Simply speaking my goal is to integrate the differential Riccati equation
$$x'(t)=a(t)x^2+b(t)x+c(t)$$
I know that this is impossible to express the solution by the means of the elementary functions. However if one consider the linear equation
$$x'(t)=x(t)$$
one cannot solve this equation by quadratures in the set of the rational functions. One needs to introduce the exponential function to solve this equation.
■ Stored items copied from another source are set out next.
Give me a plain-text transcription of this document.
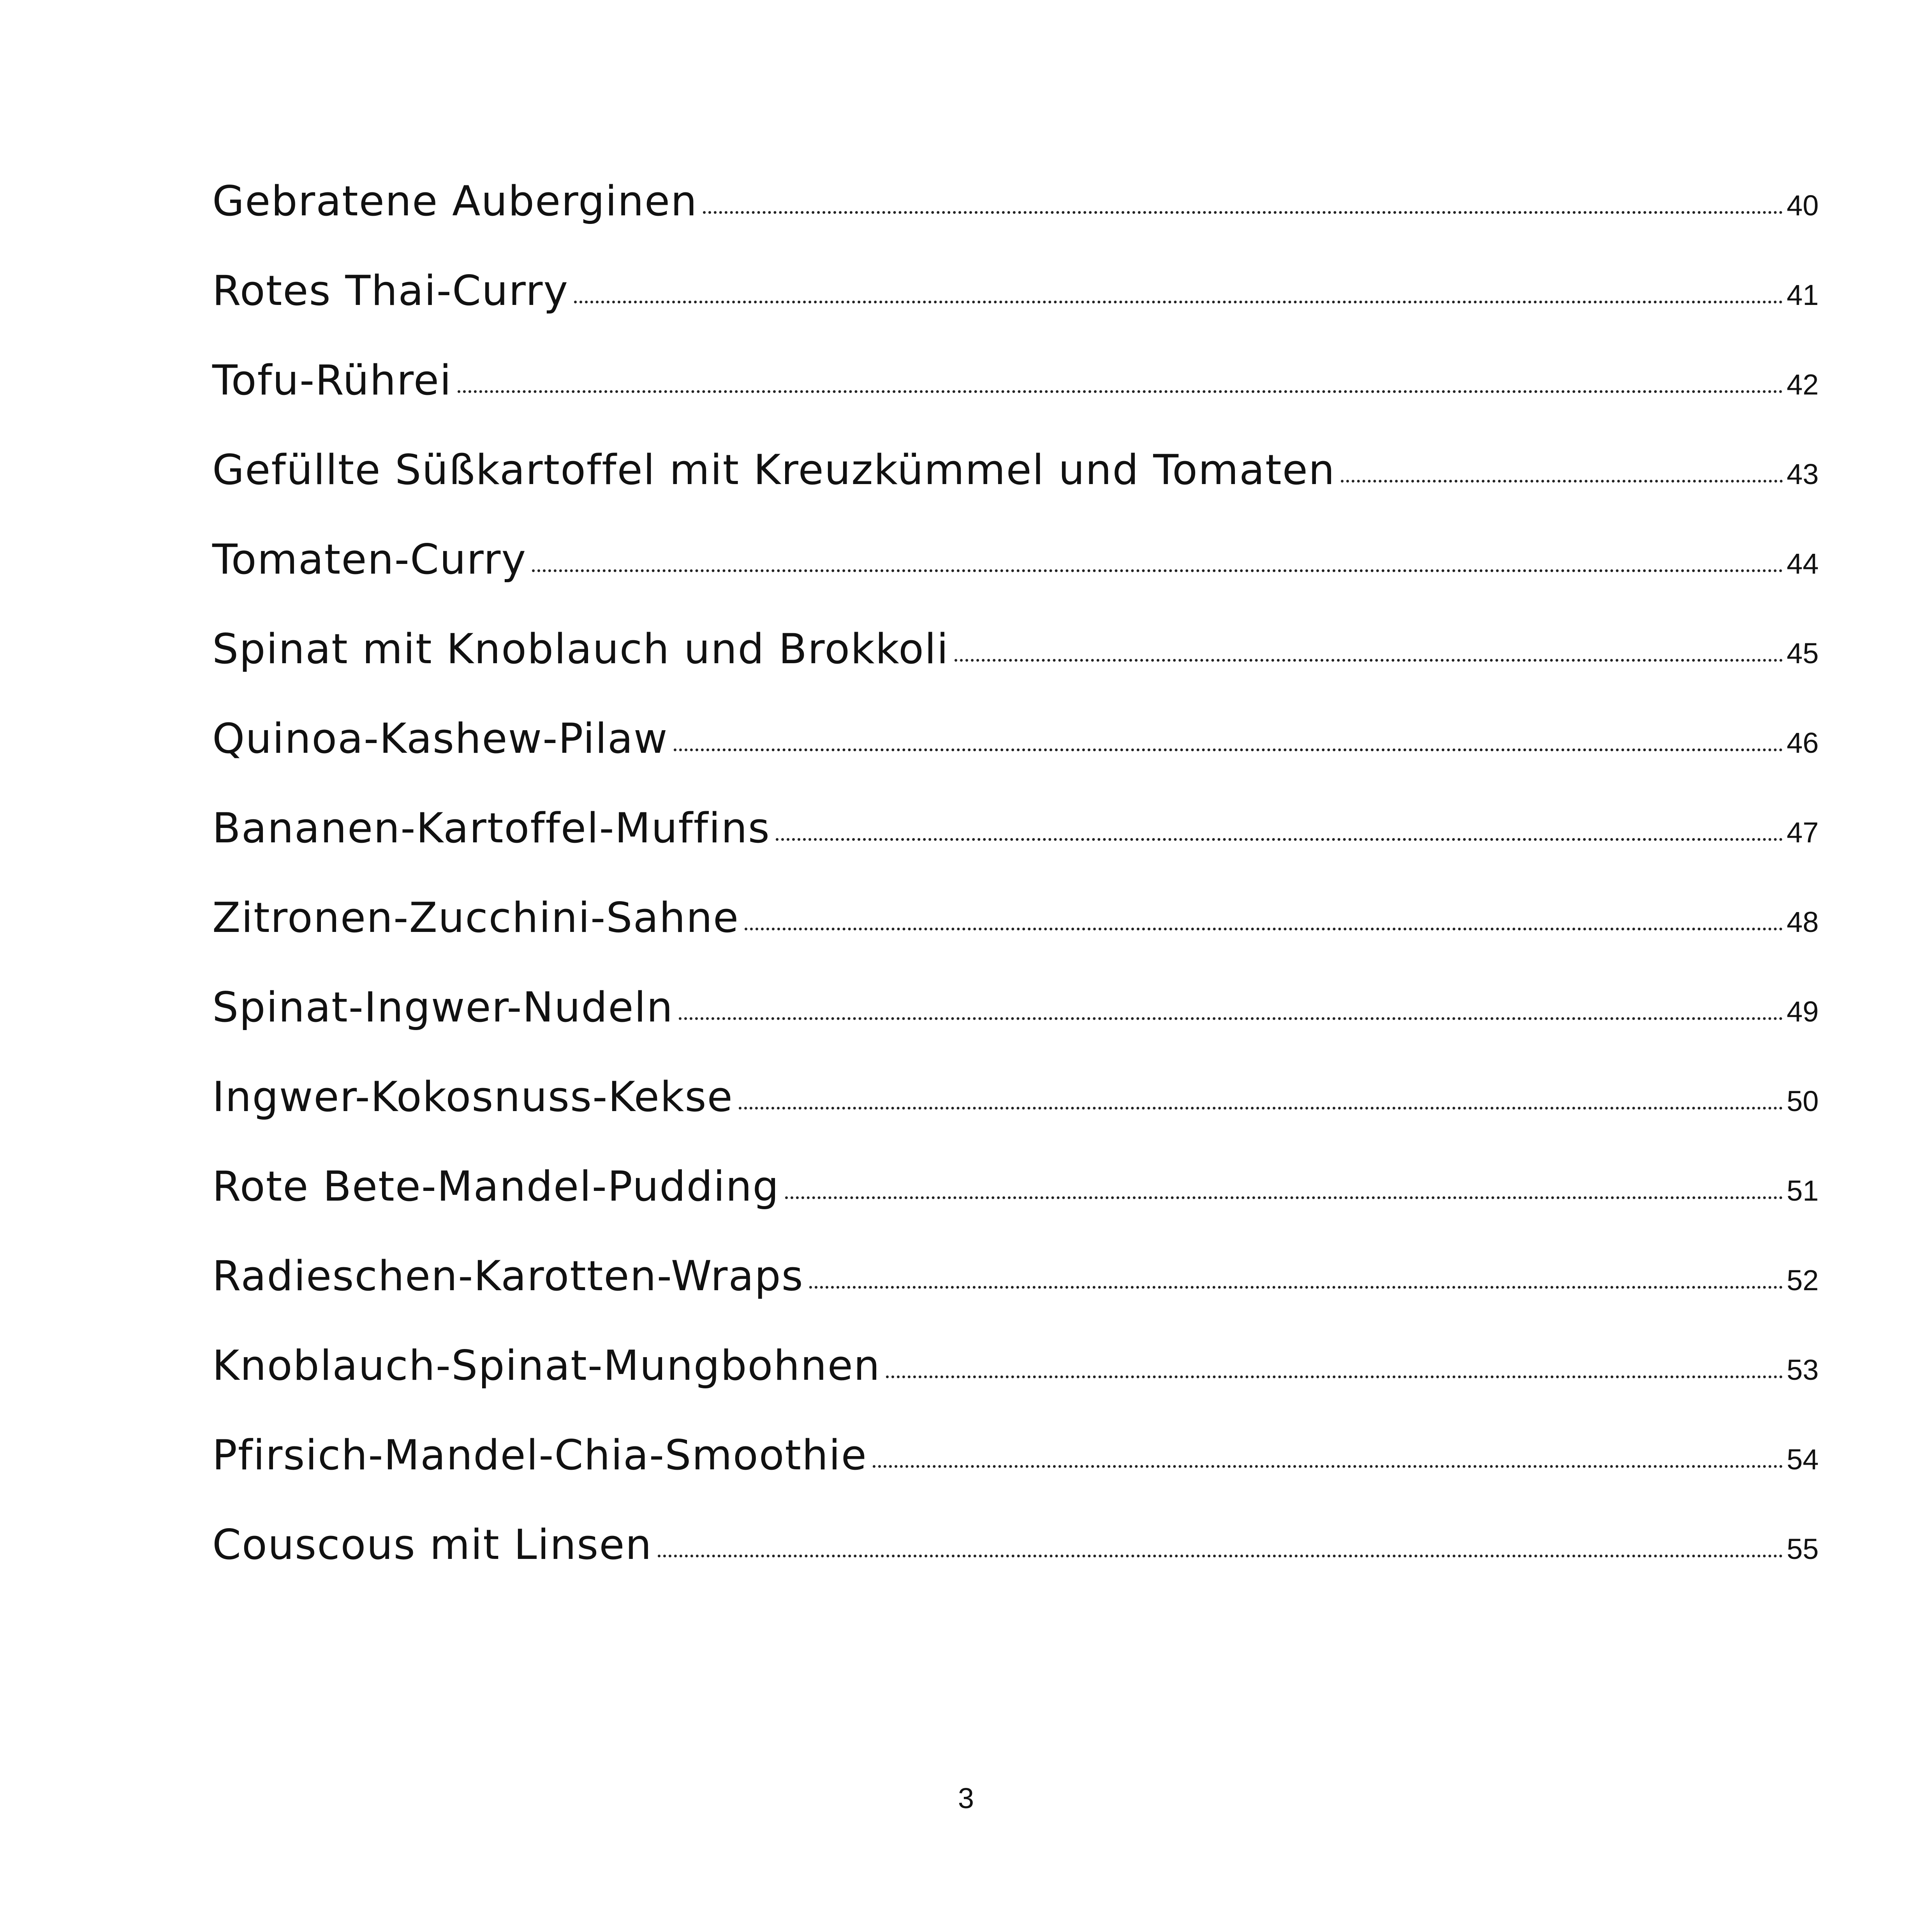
Gebratene Auberginen	40
Rotes Thai-Curry	41
Tofu-Rührei	42
Gefüllte Süßkartoffel mit Kreuzkümmel und Tomaten	43
Tomaten-Curry	44
Spinat mit Knoblauch und Brokkoli	45
Quinoa-Kashew-Pilaw	46
Bananen-Kartoffel-Muffins	47
Zitronen-Zucchini-Sahne	48
Spinat-Ingwer-Nudeln	49
Ingwer-Kokosnuss-Kekse	50
Rote Bete-Mandel-Pudding	51
Radieschen-Karotten-Wraps	52
Knoblauch-Spinat-Mungbohnen	53
Pfirsich-Mandel-Chia-Smoothie	54
Couscous mit Linsen	55
3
Moreover, the solution for all linear equations
$$x'(t)=a(t)x(t)+b(t)$$ can be expressed by the exponential functions, which is obvious.
Therefore I am seeking for the Riccati function $Ri(t)$, which solves the Riccati equation
$$Ri'=a_0(t)Ri^2+b_0(t)Ri+c_0(t)$$
such that any other solution to
$$x'(t)=a(t)x^2+b(t)x+c(t)$$
can be express by this function. Am I trying to reinvent the wheel? Is it known that there is no Riccati function?
You can as always set $x=-\frac{u'}{au}$ so that $$ -\frac{u''}{au}+\frac{u'^2}{au^2}+\frac{a'u'}{a^2u}=\frac{u'^2}{au^2}-\frac{bu'}{au}+c \\\iff\\ 0=u''-\left(\frac{a'}{a}+b\right)u'+ac\,u $$ where all results on linear ODE with non-constant coefficients apply. Especially that you can span the solution space with two basis solutions $u_1,u_2$ so that the general solution of the Riccati equation has the parametrization $$ y=\frac{c_1u_1'+c_2u_2'}{a(c_1u_1+c_2u_2)} $$ which has really only one parameter, $\frac{c_1}{c_2}$ or $\frac{c_2}{c_1}$ or $(c_1,c_2)$ on some arc that crosses all lines through the origin exactly once, like a semi-circle $c_2=\sqrt{1-c_1^2}$, $c_1\in(-1,1]$.